Office of Senator Mark Warner / Wikimedia Commons

The chair of the US Senate Intelligence Committee has called for limiting access to the most secret classified records. This comes as Washington tackles the major leak of classified intelligence records by a low-ranking Air National Guardsman.

On ABC News on Sunday, the panel’s Democratic chair Mark Warner said too many people are authorized to access the country’s classified documents.
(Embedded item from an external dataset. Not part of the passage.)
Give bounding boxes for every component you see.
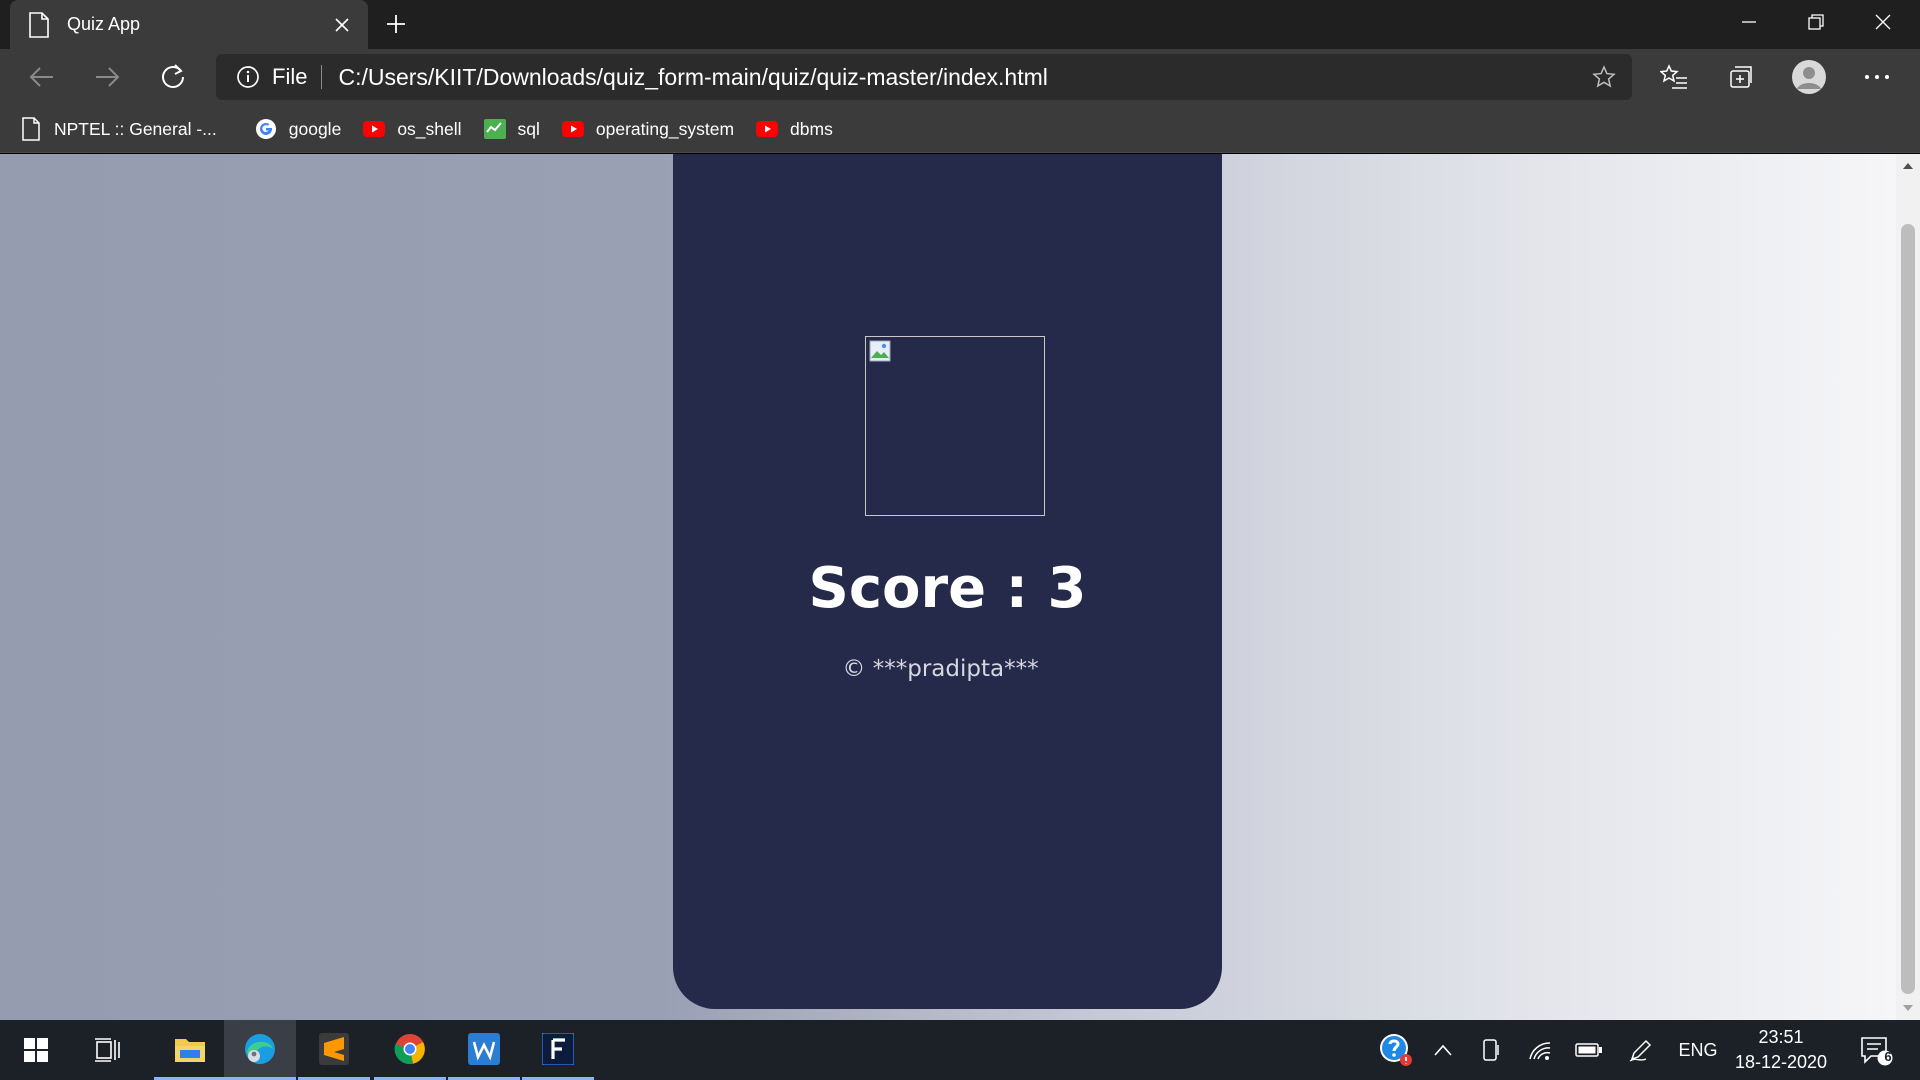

Warner also called for a centralized body to oversee the classification process, noting how the United States has many intelligence-gathering entities.

“Once we get to that highest level of classification, we maybe have too many folks taking a look at them, over four million people with clearances,” said Warner.

“We need somebody fully in charge of the whole classification process and I think for those classified documents there ought to be a smaller universe,” the Virginia lawmaker added, citing how the National Security Agency has previously suffered leaks resulting in internal controls that limit the copying of documents.

Warner also said that not everyone handling the classified documents needs to see the entire document and that only seeing the header of the material could be enough.

Warner’s comments follow the recent arrest and charging of Air National Guardsman Jack Teixeira early this month for leaking top-secret classified documents to a group chat online. The latest leak was considered the most serious security breach since the 2010 WikiLeaks scandal that published over 700,000 classified documents, videos, and diplomatic cables on the site. The Pentagon has referred to the leak as a “deliberate, criminal act.”

Previously, US officials said on Saturday that all US government personnel were successfully evacuated from the US embassy in Khartoum, including a number of diplomatic personnel from other countries, as the conflict in Sudan has escalated. The officials told reporters that less than 100 people were successfully evacuated from Khartoum.

US Under Secretary of State for Management John Bass said a number of local staff supporting the embassy still remain as Washington suspended its operations, citing security risks. This follows the violent power struggle by the forces of former allied members of Sudan’s ruling council that erupted over the weekend.